A weekly column on what well-known personalities are reading and planning to read. This week, it is Ramon Magsaysay award-winner Bezwada Wilson and poet, novelist and children's writer Easterine Kire.
Bezwada Wilson
I am reading Do You Remember Kunan Poshpora? by Essar Batool, Ifrah Butt, Samreena Mushtaq, Munaza Rashid and Natasha Rather. I read good reviews of it and so I picked it up. I am shocked reading this book, which tells us how some soldiers of the Indian Army, who are supposed to protect life and dignity, raped women in Kashmir in 1991. The book I read last was by Harsh Mander called Looking Away. It's about the indifference of the middle class towards India’s poor. Again a great book.
Bezwada Wilson, one of the founders and National Convenor of the Safai Karmachari Andolan, is a Ramon Magsaysay award-winner.
Easterine Kire
I am currently rereading my favourite book The Watch That Ends the Night by Canadian author Hugh MacLennan. There are passages where I have to simply stop and read again because the prose is so beautiful, and the ideas so universally true. It is also a book about Canada as I have never known it; it is Quebec snow-covered sometimes or teeming with the light and life of summer, and with the enormity of what human life is.

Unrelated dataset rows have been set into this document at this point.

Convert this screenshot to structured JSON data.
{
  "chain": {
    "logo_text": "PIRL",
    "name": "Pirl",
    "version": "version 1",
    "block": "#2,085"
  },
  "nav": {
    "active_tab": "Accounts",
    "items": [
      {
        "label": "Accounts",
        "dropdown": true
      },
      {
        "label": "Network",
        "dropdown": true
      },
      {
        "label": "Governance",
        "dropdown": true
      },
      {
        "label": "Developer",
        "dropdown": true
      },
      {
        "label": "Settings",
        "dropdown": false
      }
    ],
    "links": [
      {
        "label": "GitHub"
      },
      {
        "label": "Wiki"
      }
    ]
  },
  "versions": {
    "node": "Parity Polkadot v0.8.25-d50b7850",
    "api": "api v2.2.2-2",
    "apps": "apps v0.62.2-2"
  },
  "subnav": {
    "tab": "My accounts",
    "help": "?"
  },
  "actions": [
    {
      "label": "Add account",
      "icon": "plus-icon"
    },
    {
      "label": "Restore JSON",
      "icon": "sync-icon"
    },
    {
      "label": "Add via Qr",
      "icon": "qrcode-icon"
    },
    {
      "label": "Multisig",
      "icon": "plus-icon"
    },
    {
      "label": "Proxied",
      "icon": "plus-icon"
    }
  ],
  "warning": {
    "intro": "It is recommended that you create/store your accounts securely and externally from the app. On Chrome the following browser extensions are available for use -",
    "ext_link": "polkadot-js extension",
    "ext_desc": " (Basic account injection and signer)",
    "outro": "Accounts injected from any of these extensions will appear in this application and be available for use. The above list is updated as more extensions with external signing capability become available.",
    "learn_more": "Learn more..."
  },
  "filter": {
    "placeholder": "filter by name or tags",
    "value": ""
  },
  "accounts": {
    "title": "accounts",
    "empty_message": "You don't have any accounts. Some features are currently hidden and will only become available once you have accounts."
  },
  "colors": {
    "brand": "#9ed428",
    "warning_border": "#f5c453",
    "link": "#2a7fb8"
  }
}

There are deeply quiet and profoundly reflective moments in the book which I love. MacLennan is so good at staying truthful to his own life and its experiences which have gone into the making of this book that it is greatly inspiring for me.
Easterine Kire is a poet, novelist and children's writer. She won the The Hindu Prize, 2015, for her novel ‘When the River Sleeps’.